The Chairman of the ENO Board,  Harry Brunjes, says "This marks a turning point in the Company’s history as we move towards a new approach to planning seasons and reaching out to new audiences in London and indeed throughout the country."  Kramer himself says "My intention is to ..... inspire audiences night after night with a thrilling programme of musical diversity, attracting audiences from opera to operetta through to popular music. We will work, too, with the wider community outside the Coliseum, to develop emerging talent and new audiences. We are here to play and sing for you."

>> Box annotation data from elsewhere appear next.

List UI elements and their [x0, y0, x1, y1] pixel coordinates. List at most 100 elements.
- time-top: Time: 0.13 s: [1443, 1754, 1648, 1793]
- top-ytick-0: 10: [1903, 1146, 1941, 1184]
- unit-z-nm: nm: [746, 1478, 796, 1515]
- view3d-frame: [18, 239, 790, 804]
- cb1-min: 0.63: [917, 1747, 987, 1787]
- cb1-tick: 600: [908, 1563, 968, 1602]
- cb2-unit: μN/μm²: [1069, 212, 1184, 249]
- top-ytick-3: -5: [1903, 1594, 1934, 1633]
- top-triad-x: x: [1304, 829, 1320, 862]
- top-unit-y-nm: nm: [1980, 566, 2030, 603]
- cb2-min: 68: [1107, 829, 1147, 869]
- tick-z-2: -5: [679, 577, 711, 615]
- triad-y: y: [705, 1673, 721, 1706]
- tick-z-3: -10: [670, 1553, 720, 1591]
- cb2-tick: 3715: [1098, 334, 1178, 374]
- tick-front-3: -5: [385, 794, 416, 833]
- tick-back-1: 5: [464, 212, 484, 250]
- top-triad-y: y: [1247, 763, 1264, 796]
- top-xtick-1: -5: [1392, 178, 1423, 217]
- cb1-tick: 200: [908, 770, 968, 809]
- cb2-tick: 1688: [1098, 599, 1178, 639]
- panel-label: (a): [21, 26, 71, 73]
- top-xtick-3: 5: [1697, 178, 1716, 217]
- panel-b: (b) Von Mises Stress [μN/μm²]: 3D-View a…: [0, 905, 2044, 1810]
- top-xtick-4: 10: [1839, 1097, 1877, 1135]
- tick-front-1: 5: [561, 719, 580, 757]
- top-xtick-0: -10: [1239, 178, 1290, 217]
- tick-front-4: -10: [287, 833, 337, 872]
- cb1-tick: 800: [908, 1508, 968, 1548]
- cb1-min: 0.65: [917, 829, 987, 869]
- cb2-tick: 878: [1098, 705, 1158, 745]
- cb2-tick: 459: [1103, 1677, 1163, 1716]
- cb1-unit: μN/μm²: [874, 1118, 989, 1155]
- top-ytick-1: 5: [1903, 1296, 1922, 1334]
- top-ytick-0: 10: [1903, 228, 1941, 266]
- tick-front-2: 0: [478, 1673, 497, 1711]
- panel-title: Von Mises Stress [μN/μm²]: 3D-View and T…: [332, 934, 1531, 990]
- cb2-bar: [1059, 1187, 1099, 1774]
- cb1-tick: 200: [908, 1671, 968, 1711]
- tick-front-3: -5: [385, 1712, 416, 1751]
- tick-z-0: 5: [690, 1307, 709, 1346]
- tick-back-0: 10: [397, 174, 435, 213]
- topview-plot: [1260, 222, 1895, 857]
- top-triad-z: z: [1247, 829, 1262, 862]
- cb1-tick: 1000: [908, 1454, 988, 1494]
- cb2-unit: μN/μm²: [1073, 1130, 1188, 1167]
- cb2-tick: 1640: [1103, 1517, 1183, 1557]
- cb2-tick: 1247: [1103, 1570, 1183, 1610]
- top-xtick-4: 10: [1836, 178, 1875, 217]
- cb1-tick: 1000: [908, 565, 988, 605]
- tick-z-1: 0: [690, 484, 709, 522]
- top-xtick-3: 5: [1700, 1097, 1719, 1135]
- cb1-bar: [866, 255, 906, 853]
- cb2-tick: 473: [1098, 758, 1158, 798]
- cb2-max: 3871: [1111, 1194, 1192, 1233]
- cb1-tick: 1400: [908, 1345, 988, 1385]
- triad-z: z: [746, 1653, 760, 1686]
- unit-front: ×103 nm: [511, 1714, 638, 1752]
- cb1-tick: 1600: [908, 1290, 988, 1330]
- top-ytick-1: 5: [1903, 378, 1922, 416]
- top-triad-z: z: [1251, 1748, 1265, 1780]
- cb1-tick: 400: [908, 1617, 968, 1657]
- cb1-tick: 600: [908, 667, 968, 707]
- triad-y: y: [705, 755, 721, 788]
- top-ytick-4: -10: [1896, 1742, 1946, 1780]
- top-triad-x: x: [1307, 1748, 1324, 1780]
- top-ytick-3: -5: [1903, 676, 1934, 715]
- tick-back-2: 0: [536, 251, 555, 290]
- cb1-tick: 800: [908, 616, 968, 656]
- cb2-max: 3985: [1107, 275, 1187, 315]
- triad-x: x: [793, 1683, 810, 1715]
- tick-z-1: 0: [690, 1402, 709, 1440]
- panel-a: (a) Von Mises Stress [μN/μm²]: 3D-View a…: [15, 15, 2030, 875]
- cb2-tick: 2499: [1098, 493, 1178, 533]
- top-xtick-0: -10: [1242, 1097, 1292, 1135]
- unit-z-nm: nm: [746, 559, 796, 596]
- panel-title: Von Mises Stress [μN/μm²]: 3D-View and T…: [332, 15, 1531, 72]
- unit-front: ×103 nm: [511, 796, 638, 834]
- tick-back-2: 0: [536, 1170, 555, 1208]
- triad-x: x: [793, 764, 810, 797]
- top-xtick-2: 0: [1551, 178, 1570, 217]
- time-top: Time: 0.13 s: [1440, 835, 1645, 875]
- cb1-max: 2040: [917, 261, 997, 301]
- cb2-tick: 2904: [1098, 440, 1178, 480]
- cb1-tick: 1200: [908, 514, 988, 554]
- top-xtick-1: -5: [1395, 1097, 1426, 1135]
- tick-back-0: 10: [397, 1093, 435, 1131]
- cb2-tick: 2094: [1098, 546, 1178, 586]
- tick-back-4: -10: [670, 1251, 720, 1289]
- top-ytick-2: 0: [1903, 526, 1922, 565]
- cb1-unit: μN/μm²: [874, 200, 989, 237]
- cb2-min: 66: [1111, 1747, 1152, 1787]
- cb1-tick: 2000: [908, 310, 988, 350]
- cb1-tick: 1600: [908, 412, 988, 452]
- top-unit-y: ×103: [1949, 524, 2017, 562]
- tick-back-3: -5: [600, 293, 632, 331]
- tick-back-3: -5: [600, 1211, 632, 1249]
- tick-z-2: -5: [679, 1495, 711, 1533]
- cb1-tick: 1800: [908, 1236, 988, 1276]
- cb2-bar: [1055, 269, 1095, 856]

Hmmmm.....what does that really mean? Popular music? Leaving the Coliseum? What about the ENO's tradition of cutting-edge innovation ? Or any commitment to new English-language opera ? Will the ENO become yet another small-scale company presenting safe and bland "family" entertainment in sub sub West End venues. As I've written so many times, it is short-sighted to sacrifice the unique nature of the ENO for short-term expediency.  Unfortunately, arts policy in this country bears no relation to the realities of the arts as part of the economy. This lack of basic business nous, with its petty-minded parochialism, spells death for creativity. Read my piece Solutions for the ENO: vision not pettiness

What will any Artistic Director be able to do against this background of small-minded philistinism ? Kramer's first essay with the ENO was Birtwistle's Punch and Judy at the Young Vic.  The  brashness of that production worked fine because the opera  depicts puppets obsessed with mindless destruction.  There are deeper undercurrents in the work, but usually lost beneath the shock value.  His other work in mainstream opera was Bartók's Duke Bluebeard's Castle  in 2009, part of a double bill with an very dull Rite of Spring.  Kramer's Duke Bluebeard's Castle wasn't Bartók's, but Josef Fritzl's. I don't at all mind free adaptations but this oversimplified the fundamentals of the opera. Read my review here

There's nothing wrong with sensationalism per se,  as long as it has artistic and musical basis, but how will that square with the new constraints the ENO seems fated to adopt ?  Kramer directs the new Tristan und Isolde, which starts at the ENO in June.  But an Artistic Director does more than direct.   Will Kramer have the vision to create a genuinely interesting new profile for the ENO?  Operetta isn't the way to go. It may appeal to audiences determined to divest opera of intellect, but as Chabrier's L'Etoile at the ROH showed, operetta doesn't work in a big house.  Operetta does need wit and flair.  Remember the disastrous Die Fledermaus in 2013 ? So maybe the way ahead is musicals and showtime tat.  Will the Coliseum return to its music hall origins?  Many have much to gain from that. But not those who care about opera as art.